Field due to induced charges in and out of a conductor with a cavity that contains a charge inside I want to know the proof for the following statement:- 
The net electric field due to the "induced charges on the surface of the cavity and the charge inside the cavity" is zero everywhere outside the cavity.That is if the charge distribution of the surface of the cavity and the charge inside were imagined to be isolated and with the same configuration the net electric field outside it would be zero .

 A: Perhaps one can think this way: When you place a, say, positive charge in the cavity, what happens is that the electric field generated by it spreads around. This field drives the positive charges on the surrounding conductor away from the center, and attracts the negative charges towards the center. This seperation creates an internal field which counterbalances the inducing field exactly (otherwise, the process continues to go on), making the total field inside the conductor zero. Use Gauss's theorem on the graph you draw will know that total Q inside should be zero, and negative charges should exist on the internal surface.
A: The electric field inside a conductor must be zero so the net charge within the Gaussian surface must be zero.
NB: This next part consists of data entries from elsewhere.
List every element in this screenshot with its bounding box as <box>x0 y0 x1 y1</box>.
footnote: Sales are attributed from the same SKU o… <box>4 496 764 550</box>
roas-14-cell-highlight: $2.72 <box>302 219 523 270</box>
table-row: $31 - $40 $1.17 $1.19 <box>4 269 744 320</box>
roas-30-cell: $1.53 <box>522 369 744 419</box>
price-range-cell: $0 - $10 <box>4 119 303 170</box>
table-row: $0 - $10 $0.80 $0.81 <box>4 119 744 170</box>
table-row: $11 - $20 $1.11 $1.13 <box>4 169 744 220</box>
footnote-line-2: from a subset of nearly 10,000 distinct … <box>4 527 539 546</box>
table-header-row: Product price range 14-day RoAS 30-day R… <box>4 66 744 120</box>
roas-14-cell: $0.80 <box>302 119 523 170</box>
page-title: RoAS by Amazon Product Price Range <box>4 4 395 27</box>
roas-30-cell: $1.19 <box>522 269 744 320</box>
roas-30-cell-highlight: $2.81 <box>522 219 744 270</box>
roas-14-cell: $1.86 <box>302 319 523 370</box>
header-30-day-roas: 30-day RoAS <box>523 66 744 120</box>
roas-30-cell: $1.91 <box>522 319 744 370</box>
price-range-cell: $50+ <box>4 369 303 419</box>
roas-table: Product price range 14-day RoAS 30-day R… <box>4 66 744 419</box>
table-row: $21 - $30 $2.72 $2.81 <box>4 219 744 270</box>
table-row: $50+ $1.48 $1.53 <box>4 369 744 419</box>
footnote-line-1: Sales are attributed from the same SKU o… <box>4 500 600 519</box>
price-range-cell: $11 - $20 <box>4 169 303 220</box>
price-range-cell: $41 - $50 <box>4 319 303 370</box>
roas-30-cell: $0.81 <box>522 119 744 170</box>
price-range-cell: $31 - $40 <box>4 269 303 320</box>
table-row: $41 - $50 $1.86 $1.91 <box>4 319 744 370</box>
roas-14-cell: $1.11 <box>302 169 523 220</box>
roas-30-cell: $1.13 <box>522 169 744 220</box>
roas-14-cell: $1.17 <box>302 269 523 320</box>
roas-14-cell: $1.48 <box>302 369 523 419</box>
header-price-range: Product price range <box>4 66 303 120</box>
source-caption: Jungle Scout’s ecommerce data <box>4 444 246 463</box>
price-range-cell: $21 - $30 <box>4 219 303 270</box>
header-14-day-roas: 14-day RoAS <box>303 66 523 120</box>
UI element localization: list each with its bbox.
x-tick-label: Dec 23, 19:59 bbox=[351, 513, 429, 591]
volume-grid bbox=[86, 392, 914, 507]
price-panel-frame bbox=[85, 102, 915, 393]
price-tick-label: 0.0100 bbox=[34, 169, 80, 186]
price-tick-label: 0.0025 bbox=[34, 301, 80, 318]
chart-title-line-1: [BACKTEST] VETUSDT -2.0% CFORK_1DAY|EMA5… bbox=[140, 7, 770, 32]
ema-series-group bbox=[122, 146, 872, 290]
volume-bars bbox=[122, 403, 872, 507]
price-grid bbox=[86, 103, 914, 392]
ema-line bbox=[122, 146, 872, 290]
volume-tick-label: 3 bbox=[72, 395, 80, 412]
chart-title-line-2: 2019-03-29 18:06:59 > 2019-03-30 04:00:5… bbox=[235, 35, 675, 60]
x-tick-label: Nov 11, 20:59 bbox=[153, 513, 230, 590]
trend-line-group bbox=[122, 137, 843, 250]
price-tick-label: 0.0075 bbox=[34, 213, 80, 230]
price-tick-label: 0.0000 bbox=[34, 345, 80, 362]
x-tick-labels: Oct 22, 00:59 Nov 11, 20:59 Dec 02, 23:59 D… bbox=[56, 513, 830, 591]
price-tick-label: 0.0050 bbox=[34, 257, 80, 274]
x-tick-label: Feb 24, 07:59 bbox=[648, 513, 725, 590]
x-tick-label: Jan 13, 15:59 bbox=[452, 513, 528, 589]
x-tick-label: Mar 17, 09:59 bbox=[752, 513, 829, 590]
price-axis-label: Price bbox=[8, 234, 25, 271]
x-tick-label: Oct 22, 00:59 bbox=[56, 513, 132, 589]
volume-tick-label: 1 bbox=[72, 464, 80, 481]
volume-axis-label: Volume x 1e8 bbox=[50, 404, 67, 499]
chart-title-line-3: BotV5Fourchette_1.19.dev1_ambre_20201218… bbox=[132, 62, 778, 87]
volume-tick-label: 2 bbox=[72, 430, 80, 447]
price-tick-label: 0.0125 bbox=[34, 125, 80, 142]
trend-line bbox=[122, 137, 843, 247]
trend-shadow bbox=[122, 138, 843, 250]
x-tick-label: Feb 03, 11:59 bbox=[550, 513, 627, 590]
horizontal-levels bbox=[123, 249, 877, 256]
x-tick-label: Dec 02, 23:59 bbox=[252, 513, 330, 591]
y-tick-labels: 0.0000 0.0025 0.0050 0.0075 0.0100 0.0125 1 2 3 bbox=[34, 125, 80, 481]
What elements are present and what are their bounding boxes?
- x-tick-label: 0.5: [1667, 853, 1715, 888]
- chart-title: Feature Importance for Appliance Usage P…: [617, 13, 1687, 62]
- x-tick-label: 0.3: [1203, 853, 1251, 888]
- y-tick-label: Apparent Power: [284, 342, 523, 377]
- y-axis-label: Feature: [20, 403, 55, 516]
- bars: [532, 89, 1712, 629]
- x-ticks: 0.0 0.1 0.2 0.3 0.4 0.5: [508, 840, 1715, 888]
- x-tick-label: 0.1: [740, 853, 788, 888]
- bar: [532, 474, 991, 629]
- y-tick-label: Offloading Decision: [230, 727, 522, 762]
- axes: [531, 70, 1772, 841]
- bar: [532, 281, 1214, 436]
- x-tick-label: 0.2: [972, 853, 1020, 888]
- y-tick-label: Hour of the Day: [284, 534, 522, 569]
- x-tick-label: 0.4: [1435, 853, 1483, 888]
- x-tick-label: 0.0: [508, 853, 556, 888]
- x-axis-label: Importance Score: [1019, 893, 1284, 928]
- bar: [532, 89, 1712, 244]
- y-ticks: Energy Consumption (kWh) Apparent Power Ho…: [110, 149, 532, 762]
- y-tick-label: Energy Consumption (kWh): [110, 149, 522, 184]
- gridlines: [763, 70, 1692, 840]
Thus the charge $+Q$ must induce a charge of $-Q$ on the inside of the conductor.
If the conductor was originally uncharged then this in turn must lead to the conclusion that the charge induced on the outside of the conductor must be $+Q$.

This arrangement is a capacitor with zero electric field outside the capacitor.
A: Is possible to give a proof of this statement (See Griffiths pag. 121):
In a volume $V$ surrounded by conductors the electric field $\textbf{E}$ is uniquely determined if the total charge on each conductor is given.
Now consider your example. I want to know the field due to the charge inside and on the surface of the cavity in a point $P$ external to the cavity. What happens if I let expand the outer surface of the conductor? The charge on the conductor remains the same (zero) and also the cavity remains the same (its shape), so the field inside the cavity doesn't change, thanks to the theorem. 
There's more, also the charge configuration on the cavity surface doesn't change because of
$$
\textbf{E} = \sigma/\epsilon_0 \textbf{n}
$$
on the inner surface of the conductor. So the situation in the cavity is exactly the same as before.
But we can enlarge the outer surface as we want, such that the field due the plus charge outside evaluated in $P$ goes to zero (if the outer surface is far away) and $P$ is now inside the conductor. So we are in the same situation of your answer but we have eliminated the contribution from the outer surface. Since $\textbf{E}$ in $P$ is zero (we're now inside the conductor), the field due to the charge inside and on the surface of the cavity is zero.